Meia hora depois, Greta e Benjamin tinham sido lavados e vestidos com roupa limpa. Anna dava ordens às criadas enquanto elas limpavam o quarto, levando os lençóis manchados de sangue e avivando a lareira. Sonolenta e quente, sorvendo o aroma forte e animal da cabeça de Benjamin, Greta pensou no marido.
— O Albert já foi informado?
— Vão mandar um telegrama a Montreuil-sur-Mer, minha senhora — respondeu Anna. Bateram à porta e as criadas trouxeram Celia, de bochechas rosadas do sono e descalça.
— Olá, meu amor — disse Greta, estendendo a mão. — Queres conhecer o teu irmão?

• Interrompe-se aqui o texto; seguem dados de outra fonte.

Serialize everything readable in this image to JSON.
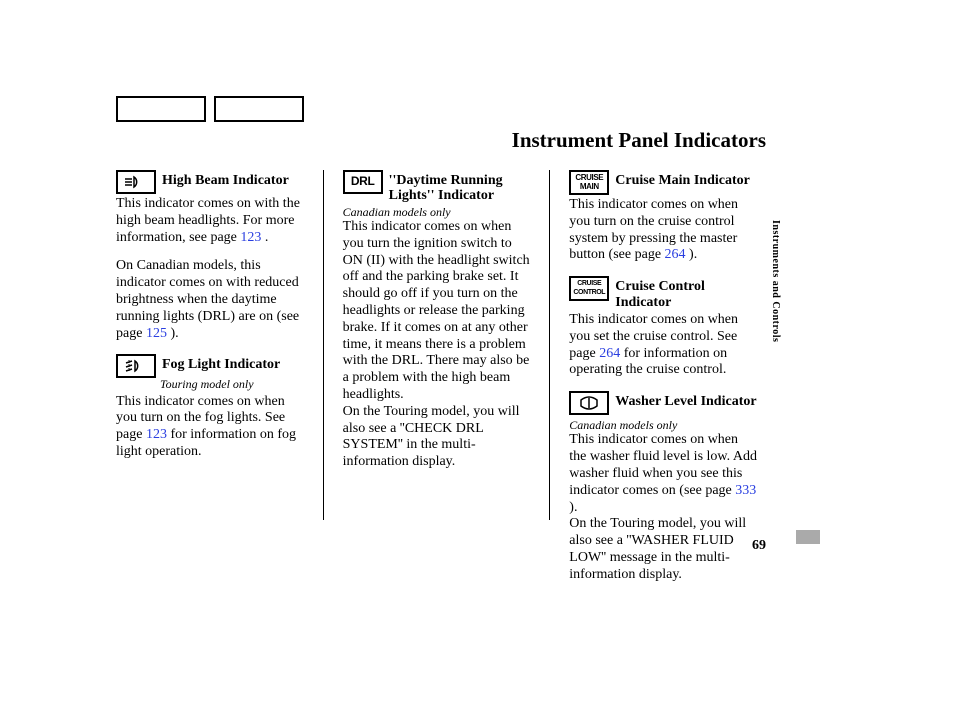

— Não, obrigada — disse Celia, parada à soleira da porta, um pouco assustada ao ver a mãe transformada numa desconhecida, aninhada com uma criatura estranha.
— Vá lá — disse Greta —, salta para aqui.
A criada levantou Celia para a cama; ela ajoelhou-se e olhou com suspeita para o rosto vermelho e inchado do irmão. Espetou-lhe um dedo.
— O bebé também é teu — disse Greta.
Celia olhou-o fixamente, intrigada e um pouco indignada.
— Não, obrigada.
Celia estudou a mãe com atenção, parecendo estar a ponderar o que se passava.
— Não quero irmão. Quero cão.
— Está bem — disse Greta. — O Benjamin vai oferecer-te um cão. Vai ser um presente dele.
Greta fechou os olhos, subitamente exausta; aproveitando a distração da mãe, Celia espetou o dedo no bebé, desta vez com mais força. Ele abriu a sua boca húmida e desdentada e deu um grito agudo e primitivo. Celia sorriu, satisfeita.